LONDON (CNN) - The British government is set to launch a review on tougher sentencing for perpetrators of acid attacks after Home Secretary Amber Rudd said those found guilty should "feel the full force of the law."
Rudd announced the move in the aftermath of the latest acid attack to hit the streets in London, in which five men were attacked over a 70-minute period on Thursday.
A 16-year-old suspect has been charged in connection with the attacks.
Writing in The Sunday Times, Rudd said that "life sentences must not be reserved for acid attack survivors."

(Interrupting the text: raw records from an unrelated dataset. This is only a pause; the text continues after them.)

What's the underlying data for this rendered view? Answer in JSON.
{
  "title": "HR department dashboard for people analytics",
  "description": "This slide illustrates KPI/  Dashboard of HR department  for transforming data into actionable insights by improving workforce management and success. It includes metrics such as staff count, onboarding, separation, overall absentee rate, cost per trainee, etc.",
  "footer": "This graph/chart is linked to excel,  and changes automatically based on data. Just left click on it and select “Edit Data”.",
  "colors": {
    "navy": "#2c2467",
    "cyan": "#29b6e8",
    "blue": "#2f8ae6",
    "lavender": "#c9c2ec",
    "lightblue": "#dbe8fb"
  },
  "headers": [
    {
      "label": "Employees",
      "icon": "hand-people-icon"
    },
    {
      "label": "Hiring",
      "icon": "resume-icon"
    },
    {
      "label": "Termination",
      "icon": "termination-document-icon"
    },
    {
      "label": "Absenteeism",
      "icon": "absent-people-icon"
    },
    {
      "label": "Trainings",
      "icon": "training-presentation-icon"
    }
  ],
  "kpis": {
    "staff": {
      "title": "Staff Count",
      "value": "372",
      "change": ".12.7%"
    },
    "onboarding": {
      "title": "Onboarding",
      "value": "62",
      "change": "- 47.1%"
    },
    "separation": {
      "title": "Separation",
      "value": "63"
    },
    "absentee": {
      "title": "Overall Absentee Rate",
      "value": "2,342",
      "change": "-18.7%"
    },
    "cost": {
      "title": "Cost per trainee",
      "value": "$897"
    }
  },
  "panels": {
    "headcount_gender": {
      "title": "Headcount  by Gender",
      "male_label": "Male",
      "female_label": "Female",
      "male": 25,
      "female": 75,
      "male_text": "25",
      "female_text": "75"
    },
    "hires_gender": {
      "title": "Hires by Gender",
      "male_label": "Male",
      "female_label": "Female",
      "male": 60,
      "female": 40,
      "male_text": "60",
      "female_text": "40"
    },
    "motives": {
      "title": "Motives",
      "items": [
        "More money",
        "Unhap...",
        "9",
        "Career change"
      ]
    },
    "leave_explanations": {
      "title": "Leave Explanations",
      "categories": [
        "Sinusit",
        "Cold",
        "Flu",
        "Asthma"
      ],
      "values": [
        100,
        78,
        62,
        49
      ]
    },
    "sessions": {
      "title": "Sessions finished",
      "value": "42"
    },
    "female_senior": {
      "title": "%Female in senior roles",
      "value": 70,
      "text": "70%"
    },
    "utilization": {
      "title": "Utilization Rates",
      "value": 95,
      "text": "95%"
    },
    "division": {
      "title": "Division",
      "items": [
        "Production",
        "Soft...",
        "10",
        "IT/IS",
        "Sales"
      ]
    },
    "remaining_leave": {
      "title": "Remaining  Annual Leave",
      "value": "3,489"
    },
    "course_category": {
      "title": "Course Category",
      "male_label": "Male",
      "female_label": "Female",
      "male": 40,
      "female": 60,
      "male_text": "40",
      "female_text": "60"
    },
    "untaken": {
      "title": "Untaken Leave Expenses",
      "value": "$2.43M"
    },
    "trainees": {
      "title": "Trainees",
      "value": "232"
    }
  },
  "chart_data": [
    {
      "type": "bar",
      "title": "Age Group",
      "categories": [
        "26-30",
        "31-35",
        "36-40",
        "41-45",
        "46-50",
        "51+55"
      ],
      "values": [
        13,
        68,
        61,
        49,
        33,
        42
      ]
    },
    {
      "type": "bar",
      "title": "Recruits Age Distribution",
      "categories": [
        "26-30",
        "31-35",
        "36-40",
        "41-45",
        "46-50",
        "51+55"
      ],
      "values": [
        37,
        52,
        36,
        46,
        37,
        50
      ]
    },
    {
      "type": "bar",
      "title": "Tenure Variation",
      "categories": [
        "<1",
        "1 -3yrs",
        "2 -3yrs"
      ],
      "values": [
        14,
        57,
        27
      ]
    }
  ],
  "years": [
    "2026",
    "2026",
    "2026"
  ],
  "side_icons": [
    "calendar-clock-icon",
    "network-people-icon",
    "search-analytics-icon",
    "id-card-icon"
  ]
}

According to a report released by the Metropolitan Police Service in March, acid attacks are on the rise in London. In 2014, there were 166 filed incidents, rising to 261 in 2015, and 454 in 2016. Police have told CNN that trend has continued this year.
One of the proposals being considered by the government is to ensure that acid and other corrosive substances will be considered as a dangerous weapon.
The review will also ascertain whether it could impose measures on retailers to restrict the sale of such substances.
"Acid attacks are horrific crimes which have a devastating effect on victims, both physically and emotionally," Rudd said in a statement Sunday.
"It is vital that we do everything we can to prevent these sickening attacks happening in the first place.
"We must also ensure that the police and other emergency services are able to respond as effectively as possible, that sentences reflect the seriousness of the offenses and victims are given the immediate support they need."
Rudd's announcement comes at a time where the National Police Chiefs' Council (NPCC) suggests that more than 400 acid or corrosive substance attacks were carried out in the six months up to April 2017, based on figures provided by 39 forces in England and Wales.
According to the Home Office, Bleach, ammonia and acid were the most commonly used substances.
On Monday, the House of Commons will hold a debate on acid attacks.
Acid attacks in London have so far been largely concentrated in the city's east.
Simon Laurence, chief superintendent for Hackney borough in east London, called on retailers to question youths buying household chemicals alone that could potentially be used in attacks.
"It's drain cleaner, oven cleaner, ammonia -- different types of household products which can be bought. My plea is to sellers to have moral responsibility, social responsibility, to ask the questions," he told CNN in an interview on Saturday.